Hypoglycaemia or low blood sugar levels can produce a variety of symptoms and can be caused by a variety of conditions. Knowing how to manage low blood sugar levels is very important.
There are a great number of causes of low blood sugar or as it is properly known hypoglycaemia, although it is very often associated with diabetes. Whilst it is true that a large number of cases of people suffering from low blood sugar do so due to diabetes, there are a number of more rare conditions that can also cause hypoglycaemia as a symptom. Some such conditions include diseases of the pancreas, liver, kidneys, adrenal glands and other organs. Additionally certain drugs such as Salicylates like Aspirin as well as excessive alcohol consumption can lead to the condition. Furthermore exercise accompanied with a lack of certain essential dietary components can lead to low blood sugar.
Low blood sugar, although it can affect anyone is more common in women that in men and tends to affect older adults. There are a number of symptoms that can be caused by hypoglycaemia and they can be split up into three categories; mild, moderate and severe.

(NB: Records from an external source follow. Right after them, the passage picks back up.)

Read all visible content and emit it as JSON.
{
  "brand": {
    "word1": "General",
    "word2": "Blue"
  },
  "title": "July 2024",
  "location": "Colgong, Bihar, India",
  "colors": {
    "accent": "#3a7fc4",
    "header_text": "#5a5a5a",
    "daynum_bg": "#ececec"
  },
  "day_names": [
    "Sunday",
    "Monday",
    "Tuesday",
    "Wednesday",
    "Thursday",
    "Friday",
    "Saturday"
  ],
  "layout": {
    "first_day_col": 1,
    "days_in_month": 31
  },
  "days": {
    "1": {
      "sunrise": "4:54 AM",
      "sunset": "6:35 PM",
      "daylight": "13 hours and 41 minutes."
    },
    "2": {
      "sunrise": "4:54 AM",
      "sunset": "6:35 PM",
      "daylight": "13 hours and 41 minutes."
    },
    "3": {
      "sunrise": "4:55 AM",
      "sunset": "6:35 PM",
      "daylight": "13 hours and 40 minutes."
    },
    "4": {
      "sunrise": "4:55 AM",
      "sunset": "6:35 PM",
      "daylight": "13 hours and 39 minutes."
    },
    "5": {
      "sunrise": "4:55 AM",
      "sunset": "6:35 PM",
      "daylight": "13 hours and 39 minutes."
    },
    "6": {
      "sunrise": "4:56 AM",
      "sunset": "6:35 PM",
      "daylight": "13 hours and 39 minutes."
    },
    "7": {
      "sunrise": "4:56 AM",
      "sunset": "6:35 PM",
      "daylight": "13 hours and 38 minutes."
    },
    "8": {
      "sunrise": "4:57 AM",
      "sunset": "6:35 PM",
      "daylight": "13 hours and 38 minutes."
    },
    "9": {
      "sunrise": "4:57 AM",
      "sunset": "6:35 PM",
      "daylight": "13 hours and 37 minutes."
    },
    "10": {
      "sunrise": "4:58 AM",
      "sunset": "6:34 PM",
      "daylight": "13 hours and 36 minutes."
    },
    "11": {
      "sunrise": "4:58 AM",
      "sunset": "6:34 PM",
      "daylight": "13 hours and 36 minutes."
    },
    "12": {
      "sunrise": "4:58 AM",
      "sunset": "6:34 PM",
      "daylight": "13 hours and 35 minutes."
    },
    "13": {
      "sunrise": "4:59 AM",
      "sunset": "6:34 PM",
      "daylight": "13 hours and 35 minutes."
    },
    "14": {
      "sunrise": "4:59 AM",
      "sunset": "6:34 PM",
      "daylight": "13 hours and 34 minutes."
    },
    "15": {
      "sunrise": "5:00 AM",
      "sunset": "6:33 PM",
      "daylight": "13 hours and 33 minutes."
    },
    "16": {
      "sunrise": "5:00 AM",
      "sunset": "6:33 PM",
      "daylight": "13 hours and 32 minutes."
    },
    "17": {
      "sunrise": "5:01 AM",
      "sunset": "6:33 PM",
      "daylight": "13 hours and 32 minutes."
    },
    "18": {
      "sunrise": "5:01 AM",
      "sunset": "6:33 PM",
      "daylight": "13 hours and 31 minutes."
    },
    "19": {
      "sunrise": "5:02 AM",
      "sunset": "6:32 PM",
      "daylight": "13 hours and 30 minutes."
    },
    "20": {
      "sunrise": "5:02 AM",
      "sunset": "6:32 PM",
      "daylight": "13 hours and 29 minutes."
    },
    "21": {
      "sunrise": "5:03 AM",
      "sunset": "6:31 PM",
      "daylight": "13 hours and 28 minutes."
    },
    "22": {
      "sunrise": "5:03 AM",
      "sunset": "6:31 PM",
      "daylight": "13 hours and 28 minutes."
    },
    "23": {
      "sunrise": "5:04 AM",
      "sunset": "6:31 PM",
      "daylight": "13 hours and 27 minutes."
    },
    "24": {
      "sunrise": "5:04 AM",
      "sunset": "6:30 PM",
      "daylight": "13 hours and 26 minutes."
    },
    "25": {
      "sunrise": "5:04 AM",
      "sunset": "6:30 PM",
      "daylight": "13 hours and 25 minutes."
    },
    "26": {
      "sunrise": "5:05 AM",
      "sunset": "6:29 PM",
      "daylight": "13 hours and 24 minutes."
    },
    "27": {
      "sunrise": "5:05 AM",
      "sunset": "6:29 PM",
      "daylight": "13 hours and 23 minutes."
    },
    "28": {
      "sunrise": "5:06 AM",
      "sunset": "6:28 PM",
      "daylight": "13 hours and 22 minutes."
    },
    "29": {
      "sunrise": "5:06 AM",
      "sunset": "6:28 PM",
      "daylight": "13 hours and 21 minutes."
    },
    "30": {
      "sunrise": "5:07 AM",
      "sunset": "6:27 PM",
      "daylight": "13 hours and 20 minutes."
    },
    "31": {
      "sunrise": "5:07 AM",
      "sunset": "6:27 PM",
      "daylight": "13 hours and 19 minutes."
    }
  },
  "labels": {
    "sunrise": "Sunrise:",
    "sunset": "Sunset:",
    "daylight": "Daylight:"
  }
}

Symptoms of mild hypoglycaemia may include:
- A feeling of nervousness
- Cold, damp skin
- Excessive sweating
- Increased heartbeat
Symptoms of moderate hypoglycaemia may include:
- Increased irritability
Symptoms of severe hypoglycaemia may include:
- Loss of consciousness
- Coma and potentially death
Treatment of low blood sugar revolves around attempting to normalise the glucose deficiency in the blood. Low blood sugar levels are anything below 70 and when this occurs the individual should immediately find something sweet to eat or drink. Some good examples include fruit juice, sugar, honey, soda and glucose gel or tablets. Ideally you are looking for a source of sugar glucose that the body can easily absorb. Ideally the best treatment is prevention so those who suffer from hypoglycaemia should take care to eat a diet that is tailored to suit their needs and does not allow their blood sugar levels to fall too low. Additional treatment in more severe cases includes injections of glucose or glucagon. Furthermore, there is the option to have the hyperactive part of the pancreas surgically removed.